Gerald of Aurillac (or Saint Gerald) (c. 855 – c. 909) is a French saint of the Roman Catholic Church, also recognized by other religious denominations of Christianity.

==Life==
Gerald was born into the Gallo-Roman nobility, counting Cesarius of Arles among his forebears, though the title "Count of Aurillac" was not held by his father, to whose estates he succeeded, and was assumed by him in later life. He was related to Robert de Turlande.

The details of his life known today come primarily from The Life of St. Gerald of Aurillac (c. 930–931) written by Odo of Cluny.
Writing twenty years after the event, Abbot Odo of Cluny described how William, duke of Aquitaine, had entreated Gerald to abandon the militia regia, the feudal service performed directly to the king and pay homage to himself, "for the sake of love". Gerald resisted, having recently assumed the title of comes and doubtless preferring to owe his fealty to the more distant liege, the king at Paris.

According to Odo, Gerald suffered an illness as a child, sufficient in duration to advance his reading, and may have been disfigured by acne.

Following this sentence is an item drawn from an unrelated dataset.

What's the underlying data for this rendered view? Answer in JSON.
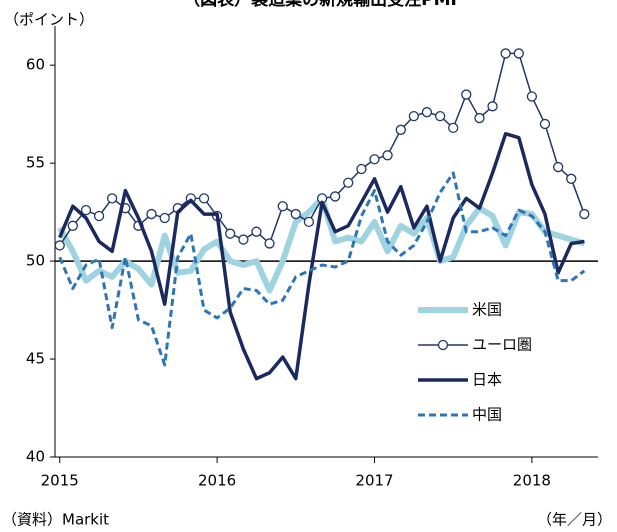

In later life he was to suffer blindness. He seriously considered joining a religious order, but was persuaded against it by his friend Geusbert, Bishop of Rodez, on the grounds that with his social position he could do more good by remaining in the world as a layman. Nevertheless, secretly tonsured under his habitual cap, he consecrated his life in service to God, gave away his possessions, took a personal vow of chastity and prayed the breviary each day.

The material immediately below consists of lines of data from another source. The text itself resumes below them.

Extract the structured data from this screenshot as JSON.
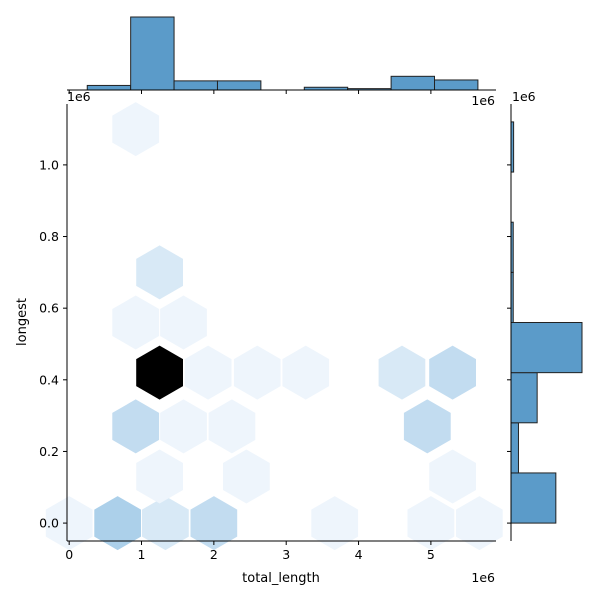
{
  "chart_data": {
    "type": "heatmap",
    "subtype": "jointplot-hexbin-with-marginal-histograms",
    "xlabel": "total_length",
    "ylabel": "longest",
    "x_offset_label": "1e6",
    "y_offset_label": "1e6",
    "xlim": [
      -0.03,
      5.9
    ],
    "ylim": [
      -0.05,
      1.17
    ],
    "x_ticks": [
      {
        "value": 0,
        "label": "0"
      },
      {
        "value": 1,
        "label": "1"
      },
      {
        "value": 2,
        "label": "2"
      },
      {
        "value": 3,
        "label": "3"
      },
      {
        "value": 4,
        "label": "4"
      },
      {
        "value": 5,
        "label": "5"
      }
    ],
    "y_ticks": [
      {
        "value": 0.0,
        "label": "0.0"
      },
      {
        "value": 0.2,
        "label": "0.2"
      },
      {
        "value": 0.4,
        "label": "0.4"
      },
      {
        "value": 0.6,
        "label": "0.6"
      },
      {
        "value": 0.8,
        "label": "0.8"
      },
      {
        "value": 1.0,
        "label": "1.0"
      }
    ],
    "marginal_x_offset_label": "1e6",
    "marginal_y_offset_label": "1e6",
    "hexbins": [
      {
        "x": 0.0,
        "y": 0.0,
        "count": 1
      },
      {
        "x": 0.67,
        "y": 0.0,
        "count": 4
      },
      {
        "x": 1.33,
        "y": 0.0,
        "count": 2
      },
      {
        "x": 2.0,
        "y": 0.0,
        "count": 3
      },
      {
        "x": 3.67,
        "y": 0.0,
        "count": 1
      },
      {
        "x": 5.0,
        "y": 0.0,
        "count": 1
      },
      {
        "x": 5.67,
        "y": 0.0,
        "count": 1
      },
      {
        "x": 1.25,
        "y": 0.13,
        "count": 1
      },
      {
        "x": 2.45,
        "y": 0.13,
        "count": 1
      },
      {
        "x": 5.3,
        "y": 0.13,
        "count": 1
      },
      {
        "x": 0.92,
        "y": 0.27,
        "count": 3
      },
      {
        "x": 1.58,
        "y": 0.27,
        "count": 1
      },
      {
        "x": 2.25,
        "y": 0.27,
        "count": 1
      },
      {
        "x": 4.95,
        "y": 0.27,
        "count": 3
      },
      {
        "x": 1.25,
        "y": 0.42,
        "count": 18
      },
      {
        "x": 1.92,
        "y": 0.42,
        "count": 1
      },
      {
        "x": 2.6,
        "y": 0.42,
        "count": 1
      },
      {
        "x": 3.27,
        "y": 0.42,
        "count": 1
      },
      {
        "x": 4.6,
        "y": 0.42,
        "count": 2
      },
      {
        "x": 5.3,
        "y": 0.42,
        "count": 3
      },
      {
        "x": 0.92,
        "y": 0.56,
        "count": 1
      },
      {
        "x": 1.58,
        "y": 0.56,
        "count": 1
      },
      {
        "x": 1.25,
        "y": 0.7,
        "count": 2
      },
      {
        "x": 0.92,
        "y": 1.1,
        "count": 1
      }
    ],
    "x_marginal_histogram": {
      "bins": [
        {
          "start": 0.25,
          "end": 0.85,
          "count": 1
        },
        {
          "start": 0.85,
          "end": 1.45,
          "count": 16
        },
        {
          "start": 1.45,
          "end": 2.05,
          "count": 2
        },
        {
          "start": 2.05,
          "end": 2.65,
          "count": 2
        },
        {
          "start": 2.65,
          "end": 3.25,
          "count": 0
        },
        {
          "start": 3.25,
          "end": 3.85,
          "count": 0.6
        },
        {
          "start": 3.85,
          "end": 4.45,
          "count": 0.3
        },
        {
          "start": 4.45,
          "end": 5.05,
          "count": 3
        },
        {
          "start": 5.05,
          "end": 5.65,
          "count": 2.2
        }
      ]
    },
    "y_marginal_histogram": {
      "bins": [
        {
          "start": 0.0,
          "end": 0.14,
          "count": 6
        },
        {
          "start": 0.14,
          "end": 0.28,
          "count": 1
        },
        {
          "start": 0.28,
          "end": 0.42,
          "count": 3.5
        },
        {
          "start": 0.42,
          "end": 0.56,
          "count": 9.5
        },
        {
          "start": 0.56,
          "end": 0.7,
          "count": 0.3
        },
        {
          "start": 0.7,
          "end": 0.84,
          "count": 0.3
        },
        {
          "start": 0.84,
          "end": 0.98,
          "count": 0
        },
        {
          "start": 0.98,
          "end": 1.12,
          "count": 0.35
        }
      ]
    },
    "colors": {
      "bar_fill": "#5b9bc9",
      "bar_edge": "#222222",
      "hex_low": "#eef5fc",
      "hex_high": "#000000",
      "axis": "#000000"
    }
  }
}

He founded a church and abbey on his estate of Aurillac, where he was buried after dying at Cezeinac/Cézerniac, name of an unclearly identified locality —possibly Cézens or Saint-Cirgues today—, on a Friday 13 October, probably in 909. His memorial feast day is October 13. The validation of his local cult by Odo of Cluny served to establish his wider veneration. Saint Gerald, considered by his Church and his followers as a great example of a celibate Christian aristocrat, is the patron saint of counts and bachelors. Because of his poor health and blindness, more emphasized in his developing cult than in Odo's Life, he is also the patron saint of the disabled, handicapped, and physically challenged. He also became the patron saint of Upper Auvergne.